SoZ Sozialistische Zeitung

Zur SoZ-Homepage SoZ - Sozialistische Zeitung, Mai 2002, Seite 4

Frankreich

Die radikale Linke ist gefordert

von ANGELA KLEIN

Das Stimmergebnis für Le Pen bei der ersten Runde der Präsidentschaftswahlen darf nicht überraschen: Bei einer Rekord- Wahlenthaltung von 28,5%, einer "Links"regierung aus SP, KP und Grüne, die zu Recht wegen ihrer unsozialen Politik abgewatscht wird, und einer radikalen Linken, die auf drei bis vier Listen zersplittert ist, muss man sich nicht wundern, dass die Alternative "links von der Regierungslinken" für die Masse der Wählerinnen und Wähler nur begrenzte Glaubwürdigkeit hat. Hinzukommt, daß die bürgerlichen Parteien wie auch die Regierung Le Pen noch in die Hände gearbeitet haben, indem sie "sein" Wahlkampfthema, die innere Sicherheit, hochgespielt haben.
Bei dieser Konstellation ist es eher bemerkenswert, dass die Kandidaten links von der Regierungslinken zusammengenommen einen Stimmenanteil von fast 11% auf sich vereinigen konnten — gerade mal 5 Prozentpunkte weniger als Premierminister Jospin. Die KP war die zweite Partei aus dem Regierungslager, die massiv Federn lassen musste: sie liegt mit 3,4% deutlich unterhalb des Stimmenergebnisses der trotzkistischen Organisationen LCR und LO. Und auch das Verhältnis zwischen diesen beiden ist nicht mehr wie früher: War es bisher so, dass die LCR in den sozialen Bewegungen stark verankert war, aber LO bei den Wahlen die Stimmen holte, so scheint sich dies erstmals grundlegend geändert zu haben. LO hat ihren Stimmenanteil gegenüber vor fünf Jahren kaum verbessert (knapp einen halben Prozentpunkt mehr), die LCR hingegen hat einen richtigen Sprung gemacht, von etwa 1% bei früheren Wahlen auf jetzt 4,3%. Dies liegt sicher daran, dass sie — anders als LO — ihren "ewigen Kandidaten" und Vertreter der 68er Generation, Alain Krivine, in den Schrank gestellt und den Mut aufgebracht hat, den 27-jährigen Olivier Besancenot aufzustellen, der bislang in der Öffentlichkeit unbekannt war. Ihm ist es gelungen, als Vertreter der jungen Generation aufzutreten, der die Opposition gegen die verschiedenen Facetten der neoliberalen Politik und ihre Hoffnungen auf "Eine andere Welt ist möglich" ausdrückt.
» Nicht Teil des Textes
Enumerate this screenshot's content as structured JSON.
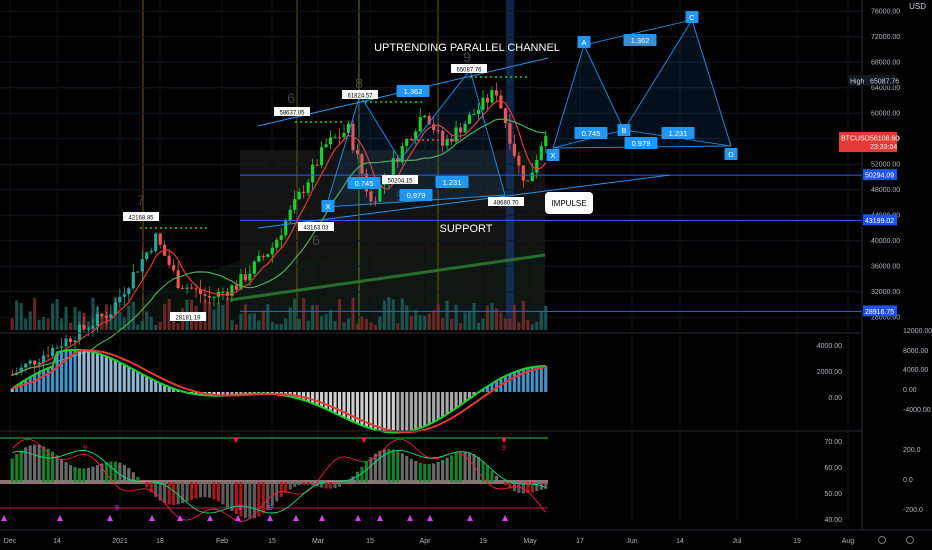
{
  "chart_data": {
    "type": "candlestick",
    "symbol": "BTCUSD",
    "currency": "USD",
    "x_labels": [
      "Dec",
      "14",
      "2021",
      "18",
      "Feb",
      "15",
      "Mar",
      "15",
      "Apr",
      "19",
      "May",
      "17",
      "Jun",
      "14",
      "Jul",
      "19",
      "Aug"
    ],
    "price_axis_ticks": [
      "76000.00",
      "72000.00",
      "68000.00",
      "64000.00",
      "60000.00",
      "56000.00",
      "52000.00",
      "48000.00",
      "44000.00",
      "40000.00",
      "36000.00",
      "32000.00",
      "28000.00"
    ],
    "price_axis": {
      "min": 26000,
      "max": 76500
    },
    "price_tags": {
      "high": {
        "label": "High",
        "value": "65087.76"
      },
      "last": {
        "label": "BTCUSD",
        "value": "56108.60",
        "countdown": "23:33:04"
      },
      "lines": [
        "50294.09",
        "43199.02",
        "28916.75"
      ]
    },
    "annotations": {
      "channel_title": "UPTRENDING PARALLEL CHANNEL",
      "support": "SUPPORT",
      "impulse": "IMPULSE",
      "pivot_highs": [
        "42168.85",
        "58637.05",
        "61824.57",
        "65087.76"
      ],
      "pivot_lows": [
        "28181.19",
        "43163.03",
        "50204.15",
        "48680.70"
      ],
      "counts": [
        "6",
        "7",
        "8",
        "9",
        "6",
        "5"
      ],
      "pattern_points": [
        "X",
        "A",
        "B",
        "C",
        "D"
      ],
      "ratios": [
        "1.362",
        "0.745",
        "0.979",
        "1.231"
      ]
    },
    "macd_axis_ticks_left": [
      "4000.00",
      "2000.00",
      "0.00"
    ],
    "macd_axis_ticks_right": [
      "12000.00",
      "8000.00",
      "4000.00",
      "0.00",
      "-4000.00"
    ],
    "rsi_axis_ticks_left": [
      "70.00",
      "60.00",
      "50.00",
      "40.00"
    ],
    "rsi_axis_ticks_right": [
      "200.0",
      "0.0",
      "-200.0"
    ],
    "bottom_marker": "9"
  },
  "colors": {
    "bull": "#26a69a",
    "bull_bright": "#1bd12e",
    "bear": "#ef5350",
    "fib": "#2196f3",
    "label_bg": "#2196f3",
    "support_line": "#2962ff",
    "ma_red": "#e53935",
    "ma_green": "#4caf50"
  }
}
Die LCR hat damit den Generationswechsel geschafft; das war riskant, es hätte auch in ein sehr niedriges Stimmenergebnis münden können. Es hat sich ausgezahlt.
Das Stimmenergebnis auf der Linken im breitesten Sinne wird in allen Parteien ein Umdenken in Gang setzen müssen: Die Sozialdemokraten müssen überlegen, ob sie — bei Strafe weiterer Verluste — bei ihrem neoliberalen Kurs bleiben wollen; die KP wird wohl weitere Krisen und Abspaltungen erleben. LO wird sich überlegen müssen, ob sie es sich weiter leisten will, Wahlbündnisse abzulehnen. Auf die LCR kommt die schwierige Aufgabe zu, alles zu unternehmen, damit auf der radikalen Linken ein gemeinsamer, starker Pol entsteht. Die Einheit der Linken um ein klares antikapitalistisches Programm herum ist die Voraussetzung, Le Pen zu schlagen.